Which made us all laugh.
“You scared me,” Deirdre said. “I thought you were just going to sink into the ground.”
“I could have,” I said. “It was that amazing.” I knew then, if I ever decided to die, to end my life, that’s where I would go. Back to the Earth, back to the energy that circled her. But I didn’t say that out loud. I could tell the whole thing had kind of spooked everyone. It had spooked me, too. It would have been so easy to let it take me. It felt that wonderful and intoxicating.
I could never go up there again. I knew, better than most, that when something was that powerful, there was always a price. That much power would demand a high price.
“So how do we see what’s in it?” DeAnna asked.
“Witches, remember? We magic stuff,” I said, making everyone chuckle.
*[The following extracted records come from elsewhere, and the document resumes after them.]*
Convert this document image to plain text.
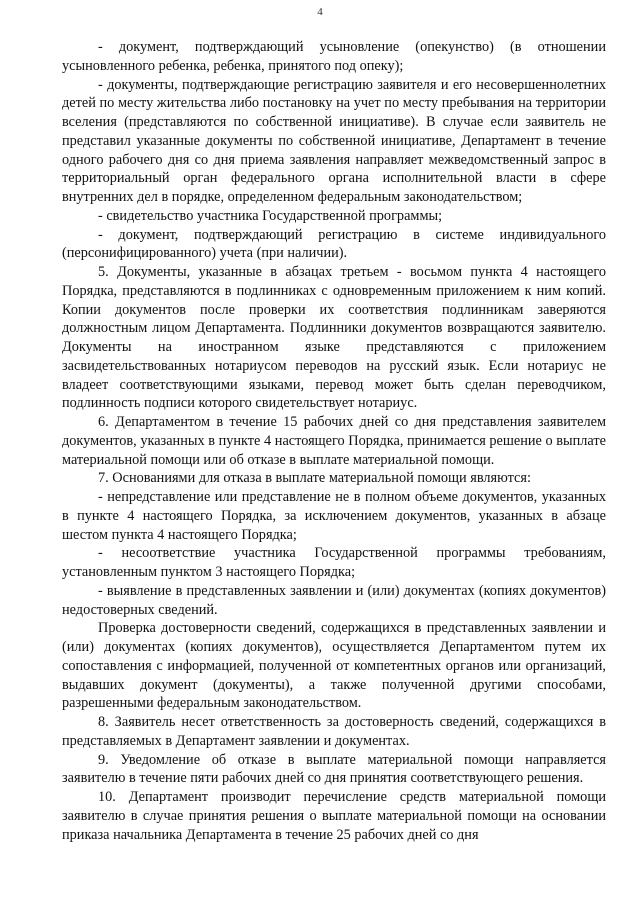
4

- документ, подтверждающий усыновление (опекунство) (в отношении усыновленного ребенка, ребенка, принятого под опеку);

- документы, подтверждающие регистрацию заявителя и его несовершеннолетних детей по месту жительства либо постановку на учет по месту пребывания на территории вселения (представляются по собственной инициативе). В случае если заявитель не представил указанные документы по собственной инициативе, Департамент в течение одного рабочего дня со дня приема заявления направляет межведомственный запрос в территориальный орган федерального органа исполнительной власти в сфере внутренних дел в порядке, определенном федеральным законодательством;

- свидетельство участника Государственной программы;

- документ, подтверждающий регистрацию в системе индивидуального (персонифицированного) учета (при наличии).

5. Документы, указанные в абзацах третьем - восьмом пункта 4 настоящего Порядка, представляются в подлинниках с одновременным приложением к ним копий. Копии документов после проверки их соответствия подлинникам заверяются должностным лицом Департамента. Подлинники документов возвращаются заявителю. Документы на иностранном языке представляются с приложением засвидетельствованных нотариусом переводов на русский язык. Если нотариус не владеет соответствующими языками, перевод может быть сделан переводчиком, подлинность подписи которого свидетельствует нотариус.

6. Департаментом в течение 15 рабочих дней со дня представления заявителем документов, указанных в пункте 4 настоящего Порядка, принимается решение о выплате материальной помощи или об отказе в выплате материальной помощи.

7. Основаниями для отказа в выплате материальной помощи являются:

- непредставление или представление не в полном объеме документов, указанных в пункте 4 настоящего Порядка, за исключением документов, указанных в абзаце шестом пункта 4 настоящего Порядка;

- несоответствие участника Государственной программы требованиям, установленным пунктом 3 настоящего Порядка;

- выявление в представленных заявлении и (или) документах (копиях документов) недостоверных сведений.

Проверка достоверности сведений, содержащихся в представленных заявлении и (или) документах (копиях документов), осуществляется Департаментом путем их сопоставления с информацией, полученной от компетентных органов или организаций, выдавших документ (документы), а также полученной другими способами, разрешенными федеральным законодательством.

8. Заявитель несет ответственность за достоверность сведений, содержащихся в представляемых в Департамент заявлении и документах.

9. Уведомление об отказе в выплате материальной помощи направляется заявителю в течение пяти рабочих дней со дня принятия соответствующего решения.

10. Департамент производит перечисление средств материальной помощи заявителю в случае принятия решения о выплате материальной помощи на основании приказа начальника Департамента в течение 25 рабочих дней со дня
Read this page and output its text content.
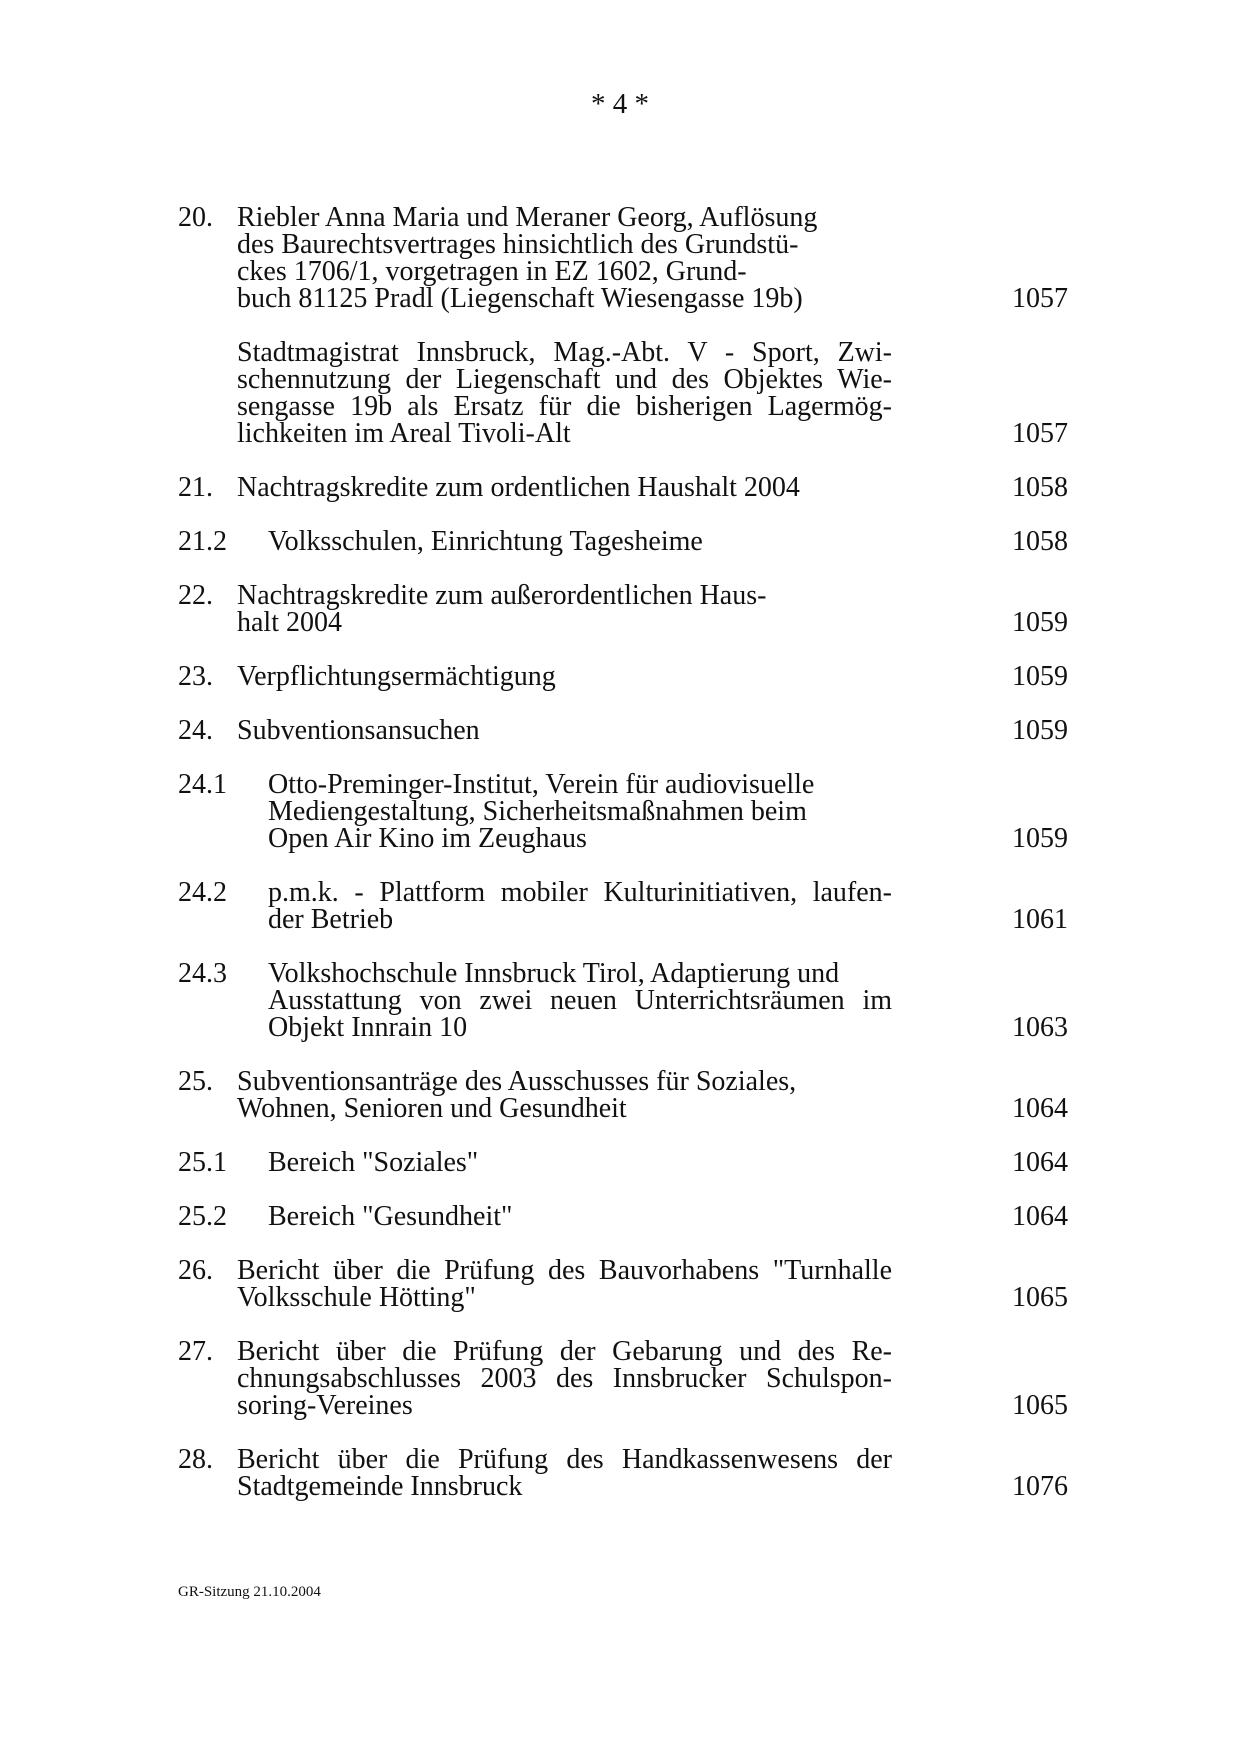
* 4 *
20. Riebler Anna Maria und Meraner Georg, Auflösung
des Baurechtsvertrages hinsichtlich des Grundstü-
ckes 1706/1, vorgetragen in EZ 1602, Grund-
buch 81125 Pradl (Liegenschaft Wiesengasse 19b)	1057
Stadtmagistrat Innsbruck, Mag.-Abt. V - Sport, Zwi-
schennutzung der Liegenschaft und des Objektes Wie-
sengasse 19b als Ersatz für die bisherigen Lagermög-
lichkeiten im Areal Tivoli-Alt	1057
21. Nachtragskredite zum ordentlichen Haushalt 2004	1058
21.2 Volksschulen, Einrichtung Tagesheime	1058
22. Nachtragskredite zum außerordentlichen Haus-
halt 2004	1059
23. Verpflichtungsermächtigung	1059
24. Subventionsansuchen	1059
24.1 Otto-Preminger-Institut, Verein für audiovisuelle
Mediengestaltung, Sicherheitsmaßnahmen beim
Open Air Kino im Zeughaus	1059
24.2 p.m.k. - Plattform mobiler Kulturinitiativen, laufen-
der Betrieb	1061
24.3 Volkshochschule Innsbruck Tirol, Adaptierung und
Ausstattung von zwei neuen Unterrichtsräumen im
Objekt Innrain 10	1063
25. Subventionsanträge des Ausschusses für Soziales,
Wohnen, Senioren und Gesundheit	1064
25.1 Bereich "Soziales"	1064
25.2 Bereich "Gesundheit"	1064
26. Bericht über die Prüfung des Bauvorhabens "Turnhalle
Volksschule Hötting"	1065
27. Bericht über die Prüfung der Gebarung und des Re-
chnungsabschlusses 2003 des Innsbrucker Schulspon-
soring-Vereines	1065
28. Bericht über die Prüfung des Handkassenwesens der
Stadtgemeinde Innsbruck	1076
GR-Sitzung 21.10.2004
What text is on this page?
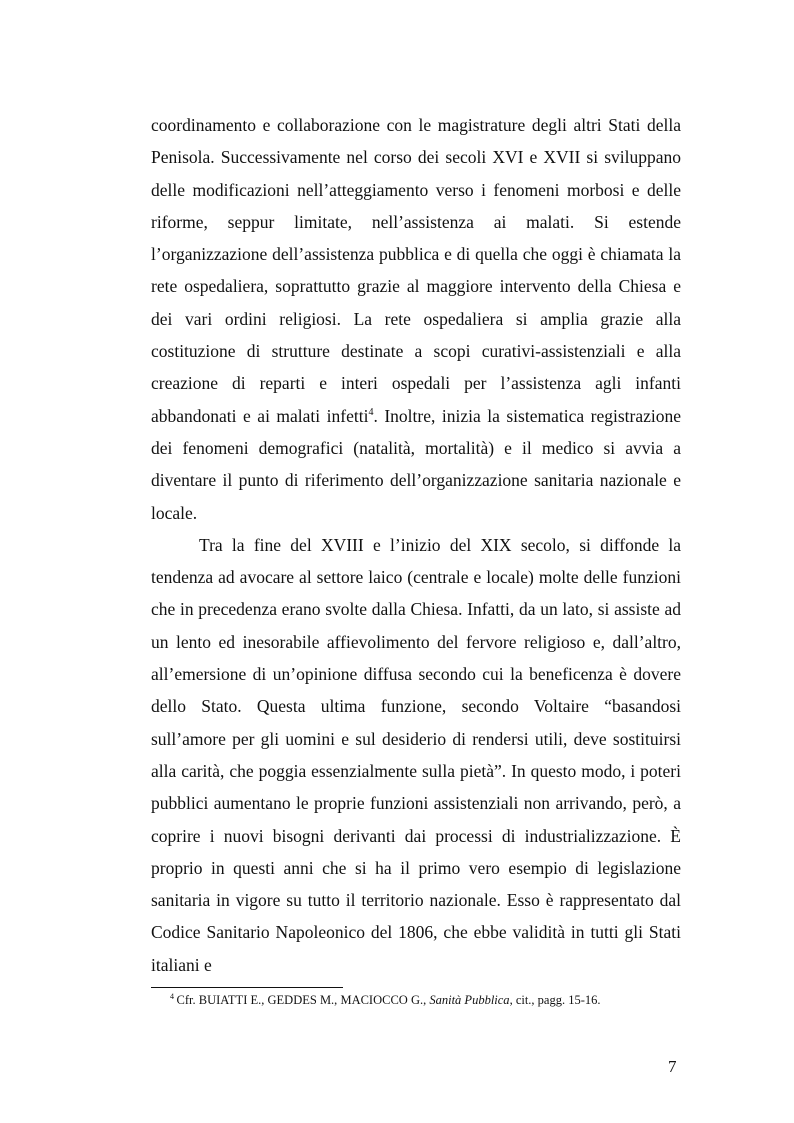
coordinamento e collaborazione con le magistrature degli altri Stati della Penisola. Successivamente nel corso dei secoli XVI e XVII si sviluppano delle modificazioni nell’atteggiamento verso i fenomeni morbosi e delle riforme, seppur limitate, nell’assistenza ai malati. Si estende l’organizzazione dell’assistenza pubblica e di quella che oggi è chiamata la rete ospedaliera, soprattutto grazie al maggiore intervento della Chiesa e dei vari ordini religiosi. La rete ospedaliera si amplia grazie alla costituzione di strutture destinate a scopi curativi-assistenziali e alla creazione di reparti e interi ospedali per l’assistenza agli infanti abbandonati e ai malati infetti$^4$. Inoltre, inizia la sistematica registrazione dei fenomeni demografici (natalità, mortalità) e il medico si avvia a diventare il punto di riferimento dell’organizzazione sanitaria nazionale e locale.

Tra la fine del XVIII e l’inizio del XIX secolo, si diffonde la tendenza ad avocare al settore laico (centrale e locale) molte delle funzioni che in precedenza erano svolte dalla Chiesa. Infatti, da un lato, si assiste ad un lento ed inesorabile affievolimento del fervore religioso e, dall’altro, all’emersione di un’opinione diffusa secondo cui la beneficenza è dovere dello Stato. Questa ultima funzione, secondo Voltaire “basandosi sull’amore per gli uomini e sul desiderio di rendersi utili, deve sostituirsi alla carità, che poggia essenzialmente sulla pietà”. In questo modo, i poteri pubblici aumentano le proprie funzioni assistenziali non arrivando, però, a coprire i nuovi bisogni derivanti dai processi di industrializzazione. È proprio in questi anni che si ha il primo vero esempio di legislazione sanitaria in vigore su tutto il territorio nazionale. Esso è rappresentato dal Codice Sanitario Napoleonico del 1806, che ebbe validità in tutti gli Stati italiani e

$^4$  Cfr. BUIATTI E., GEDDES M., MACIOCCO G., Sanità Pubblica, cit., pagg. 15-16.

7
I’d never been so glad to see Pearl Street. The lights were on downstairs, and when we came into the kitchen, Beeval was sitting on a chair at the island.
“Where’s Evil?” I asked him, giving him a one armed hug. I was still holding the bottle.
Beeval drew back from me. “What you have in there, Desimo?” he asked.
“What?” I said.
“There,” Beeval pointed at the bottle.
“I don’t know,” I said. “Something magic? Maybe a demon?”